If rice or saltine crackers ever come in, there are huge lines. The guy has hamburgers selling for 15 pesos per packet of five. “Not bad,” I think. I buy two and head for the train, which hasn’t been suspended by some miracle.
When I get home, I take off my mask, wash it, have a shower, change my clothes and begin to make dinner. I go out into the backyard for a moment and I see my neighbor Oribeco in his home, hard at work. I greet him and he jokes about the Coronavirus.
“I’m a Spartan,” I remember that he had said the same thing months ago as a joke. I smile.
Oribeco is my young neighbor, who has been living alone ever since he turned 17 years old. His mother is married and lives in Consolacion del Sur and he goes to visit her once a week, he takes his laundry to wash there, but he does everything else himself the rest of the time. He is very independent.
My mother had a lot of love for him, and I’d say a bit of pity. She did his shopping at the ration store, shared meals with him, and even cooked for him sometimes and almost always had him come around our house. He was familiar with her and so, sometimes they would fight, but she loved him like a son almost. But my mother has passed into another dimension of existence and Oribeco calls himself a Spartan, like I pretty much am today if I think about it.

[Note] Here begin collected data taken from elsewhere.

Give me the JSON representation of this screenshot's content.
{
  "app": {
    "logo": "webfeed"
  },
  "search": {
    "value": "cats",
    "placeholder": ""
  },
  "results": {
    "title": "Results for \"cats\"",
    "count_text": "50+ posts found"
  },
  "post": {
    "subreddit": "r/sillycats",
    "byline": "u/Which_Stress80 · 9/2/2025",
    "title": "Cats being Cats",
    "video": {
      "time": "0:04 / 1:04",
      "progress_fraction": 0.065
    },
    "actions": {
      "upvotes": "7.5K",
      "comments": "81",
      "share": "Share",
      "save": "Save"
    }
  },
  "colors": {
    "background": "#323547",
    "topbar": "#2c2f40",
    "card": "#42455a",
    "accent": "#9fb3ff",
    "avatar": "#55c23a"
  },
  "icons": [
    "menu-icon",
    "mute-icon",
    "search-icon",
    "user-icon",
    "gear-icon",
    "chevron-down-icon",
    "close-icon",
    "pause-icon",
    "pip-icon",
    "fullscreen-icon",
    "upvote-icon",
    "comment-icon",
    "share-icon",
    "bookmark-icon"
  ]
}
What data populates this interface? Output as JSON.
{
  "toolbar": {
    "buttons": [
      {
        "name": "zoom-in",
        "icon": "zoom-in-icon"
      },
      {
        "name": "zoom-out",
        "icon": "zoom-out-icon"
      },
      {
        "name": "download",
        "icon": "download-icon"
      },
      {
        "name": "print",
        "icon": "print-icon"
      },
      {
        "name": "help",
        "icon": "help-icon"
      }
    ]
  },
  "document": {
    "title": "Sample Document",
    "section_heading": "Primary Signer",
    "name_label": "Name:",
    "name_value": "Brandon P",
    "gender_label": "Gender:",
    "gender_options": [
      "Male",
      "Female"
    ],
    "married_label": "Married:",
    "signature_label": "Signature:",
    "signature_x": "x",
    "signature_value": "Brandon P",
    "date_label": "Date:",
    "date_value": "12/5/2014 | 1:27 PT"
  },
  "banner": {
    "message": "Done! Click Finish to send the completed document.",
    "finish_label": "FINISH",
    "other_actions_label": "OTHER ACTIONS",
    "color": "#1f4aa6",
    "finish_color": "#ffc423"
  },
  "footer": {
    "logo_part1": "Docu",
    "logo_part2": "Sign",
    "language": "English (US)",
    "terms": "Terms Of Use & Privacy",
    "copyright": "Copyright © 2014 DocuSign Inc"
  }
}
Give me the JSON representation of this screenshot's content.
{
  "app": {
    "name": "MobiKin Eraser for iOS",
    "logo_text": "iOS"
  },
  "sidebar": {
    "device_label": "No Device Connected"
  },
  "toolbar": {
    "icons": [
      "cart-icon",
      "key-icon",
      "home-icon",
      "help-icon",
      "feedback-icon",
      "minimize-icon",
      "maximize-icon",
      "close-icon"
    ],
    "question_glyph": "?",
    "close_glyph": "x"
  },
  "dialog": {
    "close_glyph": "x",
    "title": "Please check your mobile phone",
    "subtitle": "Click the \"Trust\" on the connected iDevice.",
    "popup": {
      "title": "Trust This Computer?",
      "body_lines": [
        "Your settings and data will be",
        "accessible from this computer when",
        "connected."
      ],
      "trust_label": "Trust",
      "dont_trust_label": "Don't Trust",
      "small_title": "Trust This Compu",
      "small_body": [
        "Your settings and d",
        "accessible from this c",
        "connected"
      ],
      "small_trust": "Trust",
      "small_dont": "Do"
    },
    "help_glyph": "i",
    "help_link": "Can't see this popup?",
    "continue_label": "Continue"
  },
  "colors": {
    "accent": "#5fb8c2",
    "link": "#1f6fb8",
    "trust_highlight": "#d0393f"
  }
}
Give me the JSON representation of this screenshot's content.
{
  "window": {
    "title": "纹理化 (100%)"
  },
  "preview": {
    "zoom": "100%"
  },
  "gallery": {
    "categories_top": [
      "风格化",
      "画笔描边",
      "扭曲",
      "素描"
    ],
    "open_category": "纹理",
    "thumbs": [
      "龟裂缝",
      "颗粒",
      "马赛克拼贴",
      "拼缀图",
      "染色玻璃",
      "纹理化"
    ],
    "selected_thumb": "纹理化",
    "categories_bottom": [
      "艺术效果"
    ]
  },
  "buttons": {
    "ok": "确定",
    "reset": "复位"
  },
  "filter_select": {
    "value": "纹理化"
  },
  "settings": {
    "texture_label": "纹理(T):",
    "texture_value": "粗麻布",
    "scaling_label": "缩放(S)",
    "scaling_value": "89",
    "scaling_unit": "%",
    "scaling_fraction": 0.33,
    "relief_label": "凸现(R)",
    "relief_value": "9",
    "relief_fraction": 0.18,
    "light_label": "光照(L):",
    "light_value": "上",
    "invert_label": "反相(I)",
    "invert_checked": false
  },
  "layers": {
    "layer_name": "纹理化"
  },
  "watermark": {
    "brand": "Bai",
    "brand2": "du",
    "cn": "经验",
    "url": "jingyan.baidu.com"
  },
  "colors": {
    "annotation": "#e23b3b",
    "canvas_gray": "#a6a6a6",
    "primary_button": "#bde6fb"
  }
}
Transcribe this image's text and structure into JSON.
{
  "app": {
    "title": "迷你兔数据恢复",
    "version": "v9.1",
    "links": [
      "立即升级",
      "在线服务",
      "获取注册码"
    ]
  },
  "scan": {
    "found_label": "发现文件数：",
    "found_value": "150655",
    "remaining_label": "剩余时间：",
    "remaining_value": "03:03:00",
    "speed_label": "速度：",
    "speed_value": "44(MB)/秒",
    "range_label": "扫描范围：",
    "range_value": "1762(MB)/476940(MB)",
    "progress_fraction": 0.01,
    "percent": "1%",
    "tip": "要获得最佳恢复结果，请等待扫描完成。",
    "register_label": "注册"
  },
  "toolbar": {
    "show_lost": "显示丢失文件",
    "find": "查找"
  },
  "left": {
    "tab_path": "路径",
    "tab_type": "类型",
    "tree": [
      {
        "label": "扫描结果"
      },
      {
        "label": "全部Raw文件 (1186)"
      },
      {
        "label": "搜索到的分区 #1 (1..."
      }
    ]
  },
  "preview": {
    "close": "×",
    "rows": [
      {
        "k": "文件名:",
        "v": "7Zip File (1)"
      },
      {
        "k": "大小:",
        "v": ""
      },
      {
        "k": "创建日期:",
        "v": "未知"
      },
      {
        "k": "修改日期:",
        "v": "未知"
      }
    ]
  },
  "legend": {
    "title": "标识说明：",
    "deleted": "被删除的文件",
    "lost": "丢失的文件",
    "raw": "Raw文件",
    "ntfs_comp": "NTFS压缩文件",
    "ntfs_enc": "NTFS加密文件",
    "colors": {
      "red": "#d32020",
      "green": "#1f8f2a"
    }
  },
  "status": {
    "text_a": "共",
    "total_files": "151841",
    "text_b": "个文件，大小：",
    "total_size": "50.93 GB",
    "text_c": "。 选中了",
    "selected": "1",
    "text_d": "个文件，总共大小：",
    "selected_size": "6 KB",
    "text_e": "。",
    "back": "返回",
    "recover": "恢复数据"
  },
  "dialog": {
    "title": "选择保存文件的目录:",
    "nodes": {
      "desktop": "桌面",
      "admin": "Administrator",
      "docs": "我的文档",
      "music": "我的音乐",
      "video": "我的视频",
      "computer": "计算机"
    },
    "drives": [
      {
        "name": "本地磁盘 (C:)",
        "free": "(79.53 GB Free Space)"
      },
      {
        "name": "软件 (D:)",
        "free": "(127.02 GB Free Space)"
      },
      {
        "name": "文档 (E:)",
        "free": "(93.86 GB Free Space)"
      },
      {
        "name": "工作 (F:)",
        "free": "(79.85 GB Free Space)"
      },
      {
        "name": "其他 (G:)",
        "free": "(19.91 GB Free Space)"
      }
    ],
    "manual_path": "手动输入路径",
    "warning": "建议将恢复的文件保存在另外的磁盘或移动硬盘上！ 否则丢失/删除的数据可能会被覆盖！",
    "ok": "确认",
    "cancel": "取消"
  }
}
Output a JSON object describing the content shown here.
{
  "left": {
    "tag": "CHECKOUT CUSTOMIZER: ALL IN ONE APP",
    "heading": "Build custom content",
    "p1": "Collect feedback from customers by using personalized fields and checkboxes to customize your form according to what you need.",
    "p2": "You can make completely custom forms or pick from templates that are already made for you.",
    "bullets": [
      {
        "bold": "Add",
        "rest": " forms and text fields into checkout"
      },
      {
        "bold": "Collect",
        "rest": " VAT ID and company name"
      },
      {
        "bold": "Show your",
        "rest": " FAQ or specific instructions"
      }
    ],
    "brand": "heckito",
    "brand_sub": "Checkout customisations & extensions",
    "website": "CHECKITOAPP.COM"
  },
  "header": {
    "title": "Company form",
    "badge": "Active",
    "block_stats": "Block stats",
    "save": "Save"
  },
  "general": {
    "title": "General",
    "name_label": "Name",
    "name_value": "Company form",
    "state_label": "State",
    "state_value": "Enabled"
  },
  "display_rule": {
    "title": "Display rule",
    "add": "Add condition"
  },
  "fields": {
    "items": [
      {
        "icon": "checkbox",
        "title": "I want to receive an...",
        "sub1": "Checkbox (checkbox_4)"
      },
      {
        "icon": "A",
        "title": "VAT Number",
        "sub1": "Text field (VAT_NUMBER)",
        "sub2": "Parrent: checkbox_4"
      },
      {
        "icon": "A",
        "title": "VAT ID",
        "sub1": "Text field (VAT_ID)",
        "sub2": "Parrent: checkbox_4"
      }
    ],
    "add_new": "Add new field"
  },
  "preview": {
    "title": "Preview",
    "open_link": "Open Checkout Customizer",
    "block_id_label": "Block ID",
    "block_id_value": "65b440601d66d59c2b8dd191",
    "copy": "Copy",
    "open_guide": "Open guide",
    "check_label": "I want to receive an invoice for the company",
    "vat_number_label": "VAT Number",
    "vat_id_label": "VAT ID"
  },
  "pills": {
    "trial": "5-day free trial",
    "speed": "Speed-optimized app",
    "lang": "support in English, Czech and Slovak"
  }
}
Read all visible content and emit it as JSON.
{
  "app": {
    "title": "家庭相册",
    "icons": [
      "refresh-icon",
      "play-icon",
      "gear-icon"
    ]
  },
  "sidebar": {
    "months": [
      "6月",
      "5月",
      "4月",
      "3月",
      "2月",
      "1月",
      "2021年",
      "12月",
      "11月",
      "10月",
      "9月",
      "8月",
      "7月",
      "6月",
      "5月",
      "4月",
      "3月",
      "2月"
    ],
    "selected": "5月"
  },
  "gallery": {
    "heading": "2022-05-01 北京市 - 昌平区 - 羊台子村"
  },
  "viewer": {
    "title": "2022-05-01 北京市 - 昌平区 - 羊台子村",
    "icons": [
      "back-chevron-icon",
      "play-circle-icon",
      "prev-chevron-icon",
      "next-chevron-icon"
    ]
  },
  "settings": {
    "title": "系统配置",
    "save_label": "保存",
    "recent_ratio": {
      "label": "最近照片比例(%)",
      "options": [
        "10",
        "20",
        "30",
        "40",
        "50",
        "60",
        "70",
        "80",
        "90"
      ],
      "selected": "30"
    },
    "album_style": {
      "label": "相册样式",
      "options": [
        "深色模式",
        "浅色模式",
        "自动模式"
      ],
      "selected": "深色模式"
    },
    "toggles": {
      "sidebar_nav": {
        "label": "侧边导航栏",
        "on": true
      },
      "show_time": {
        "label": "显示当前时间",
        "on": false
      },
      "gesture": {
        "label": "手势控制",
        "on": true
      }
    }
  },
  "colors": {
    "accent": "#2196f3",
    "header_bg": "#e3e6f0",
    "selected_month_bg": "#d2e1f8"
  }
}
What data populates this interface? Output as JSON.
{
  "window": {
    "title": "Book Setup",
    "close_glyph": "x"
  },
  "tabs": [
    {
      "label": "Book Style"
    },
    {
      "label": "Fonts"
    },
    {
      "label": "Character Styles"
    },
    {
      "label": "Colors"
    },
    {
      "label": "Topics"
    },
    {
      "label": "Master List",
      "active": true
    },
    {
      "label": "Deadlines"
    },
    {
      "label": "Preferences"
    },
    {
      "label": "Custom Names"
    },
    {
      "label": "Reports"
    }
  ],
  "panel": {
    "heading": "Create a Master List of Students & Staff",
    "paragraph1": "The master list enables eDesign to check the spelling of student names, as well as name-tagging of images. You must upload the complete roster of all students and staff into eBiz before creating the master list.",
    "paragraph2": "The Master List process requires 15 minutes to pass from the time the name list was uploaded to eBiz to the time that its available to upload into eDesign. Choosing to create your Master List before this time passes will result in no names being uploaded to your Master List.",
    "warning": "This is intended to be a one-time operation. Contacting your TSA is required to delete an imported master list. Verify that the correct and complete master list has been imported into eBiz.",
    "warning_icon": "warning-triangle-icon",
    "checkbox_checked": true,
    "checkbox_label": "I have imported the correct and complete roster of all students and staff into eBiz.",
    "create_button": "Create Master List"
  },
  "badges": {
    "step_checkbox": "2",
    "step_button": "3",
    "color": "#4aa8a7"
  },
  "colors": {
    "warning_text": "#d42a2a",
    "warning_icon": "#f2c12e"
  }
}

At least I have rice, eggs, a few tomatoes and hamburgers, today. I’ll see how I get by the next couple of days. The important thing is to keep safe, stay alive and not get too overwhelmed. Because there will always be battles to fight. Yesterday, it was the “temporary situation”; today, it is the Coronavirus, and tomorrow, it might be a hurricane for all I know.
The one thing I am sure of though, is that as long as there is blood flowing through our veins, we have to stand tall in the sand, like a true gladiator.
An interesting description of the reality in Cuba. Whereas Pedro Morejon speaks of social distancing, he has no option but to sit in close proximity to others in the bus. I am reminded of the comment made by the world’s oldest man on his 112th birthday: When asked how to live to an old age, he replied: “Stay alive.”
That is the challenge facing humanity in the face of the COVID 19 pandemic.